The last week of the year was catastrophic for the USD. EURUSD enjoyed the ride north, which actually started in the middle of December. The last 4 trading days after Christmas were especially good for the EURUSD. The pair climbed vastly higher, creating new higher highs and lows every day, almost without any bearish interference.

 

As EURUSD is not a Bitcoin, this surge had to eventually stop. Not for a reversal but at least for a small taking profit action, so in other words – a correction. Perfect place for that was the resistance around the 1.2070 (orange colour). This area looked good for the potential bears as it was the lowest point in the 2012 and highest one in the 2017, so a crucial, long-term S/R level.

 

 

The price bouncing from this resistance is not a surprise. We have Thursday already and the price is drawing an ugly (for buyers) shooting star candlestick formation on the weekly chart.
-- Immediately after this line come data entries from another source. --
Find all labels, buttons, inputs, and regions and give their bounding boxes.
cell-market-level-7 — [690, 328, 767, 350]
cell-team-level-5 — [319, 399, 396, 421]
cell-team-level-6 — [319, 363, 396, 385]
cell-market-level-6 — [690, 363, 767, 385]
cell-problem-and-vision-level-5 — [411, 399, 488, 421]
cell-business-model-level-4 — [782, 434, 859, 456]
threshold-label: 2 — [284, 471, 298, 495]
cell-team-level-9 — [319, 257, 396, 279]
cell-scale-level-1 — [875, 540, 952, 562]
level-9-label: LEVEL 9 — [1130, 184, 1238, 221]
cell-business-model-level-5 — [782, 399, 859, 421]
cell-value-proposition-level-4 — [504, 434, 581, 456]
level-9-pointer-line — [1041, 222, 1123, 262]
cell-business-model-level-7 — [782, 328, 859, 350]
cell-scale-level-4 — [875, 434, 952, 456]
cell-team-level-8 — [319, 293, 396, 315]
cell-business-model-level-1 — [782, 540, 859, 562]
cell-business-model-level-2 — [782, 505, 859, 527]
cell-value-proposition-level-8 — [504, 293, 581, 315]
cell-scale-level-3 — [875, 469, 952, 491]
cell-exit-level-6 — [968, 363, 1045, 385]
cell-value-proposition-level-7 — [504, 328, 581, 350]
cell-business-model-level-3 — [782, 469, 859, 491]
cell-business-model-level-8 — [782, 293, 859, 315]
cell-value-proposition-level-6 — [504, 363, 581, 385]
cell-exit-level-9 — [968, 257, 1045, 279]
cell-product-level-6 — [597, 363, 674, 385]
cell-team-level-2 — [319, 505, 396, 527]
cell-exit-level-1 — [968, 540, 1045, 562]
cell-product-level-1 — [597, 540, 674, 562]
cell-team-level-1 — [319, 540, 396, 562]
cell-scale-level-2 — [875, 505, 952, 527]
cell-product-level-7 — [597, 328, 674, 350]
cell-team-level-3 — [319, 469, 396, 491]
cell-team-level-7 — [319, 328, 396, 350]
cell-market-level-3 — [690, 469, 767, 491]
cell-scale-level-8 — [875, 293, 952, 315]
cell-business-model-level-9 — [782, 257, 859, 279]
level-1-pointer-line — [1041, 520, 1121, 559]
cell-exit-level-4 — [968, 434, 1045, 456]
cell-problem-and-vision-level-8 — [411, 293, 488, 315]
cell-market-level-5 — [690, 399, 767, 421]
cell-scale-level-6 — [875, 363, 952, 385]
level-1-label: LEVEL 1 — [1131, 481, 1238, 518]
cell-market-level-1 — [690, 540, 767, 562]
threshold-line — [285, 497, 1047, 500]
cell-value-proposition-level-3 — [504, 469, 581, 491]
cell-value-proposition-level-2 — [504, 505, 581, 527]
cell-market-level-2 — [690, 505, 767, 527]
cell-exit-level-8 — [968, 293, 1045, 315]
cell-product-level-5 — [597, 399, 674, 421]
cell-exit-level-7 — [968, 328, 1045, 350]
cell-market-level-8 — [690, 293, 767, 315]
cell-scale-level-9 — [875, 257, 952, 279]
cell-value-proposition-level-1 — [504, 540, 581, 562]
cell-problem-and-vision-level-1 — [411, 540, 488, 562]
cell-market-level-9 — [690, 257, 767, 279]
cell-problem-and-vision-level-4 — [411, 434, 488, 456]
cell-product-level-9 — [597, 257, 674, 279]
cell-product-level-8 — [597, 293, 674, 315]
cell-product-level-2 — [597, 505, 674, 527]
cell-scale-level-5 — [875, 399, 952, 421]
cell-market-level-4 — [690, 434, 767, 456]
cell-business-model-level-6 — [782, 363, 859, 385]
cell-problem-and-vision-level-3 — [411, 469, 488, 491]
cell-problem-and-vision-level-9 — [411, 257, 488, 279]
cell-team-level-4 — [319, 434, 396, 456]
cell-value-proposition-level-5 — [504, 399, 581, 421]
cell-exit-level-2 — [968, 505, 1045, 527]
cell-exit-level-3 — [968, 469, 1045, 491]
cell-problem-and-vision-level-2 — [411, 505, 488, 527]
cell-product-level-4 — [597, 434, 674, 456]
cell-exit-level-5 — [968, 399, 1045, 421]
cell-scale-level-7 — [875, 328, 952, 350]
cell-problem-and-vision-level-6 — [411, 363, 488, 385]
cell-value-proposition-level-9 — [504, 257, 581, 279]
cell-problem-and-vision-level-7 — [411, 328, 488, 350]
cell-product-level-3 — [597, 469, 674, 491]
If this W1 candle will hold till the end of the week as it is now, that will be a red light for the bulls and a potential signal for a bearish reversal. Long-term sentiment for the EURUSD definitely stays positive but we have to be aware of a possible correction, especially that: 1) the place is good to sell now and 2) we are after a very strong upswing (360 pips in few weeks). All that together allows us to be slightly more bearish for the EURUSD in the short-term.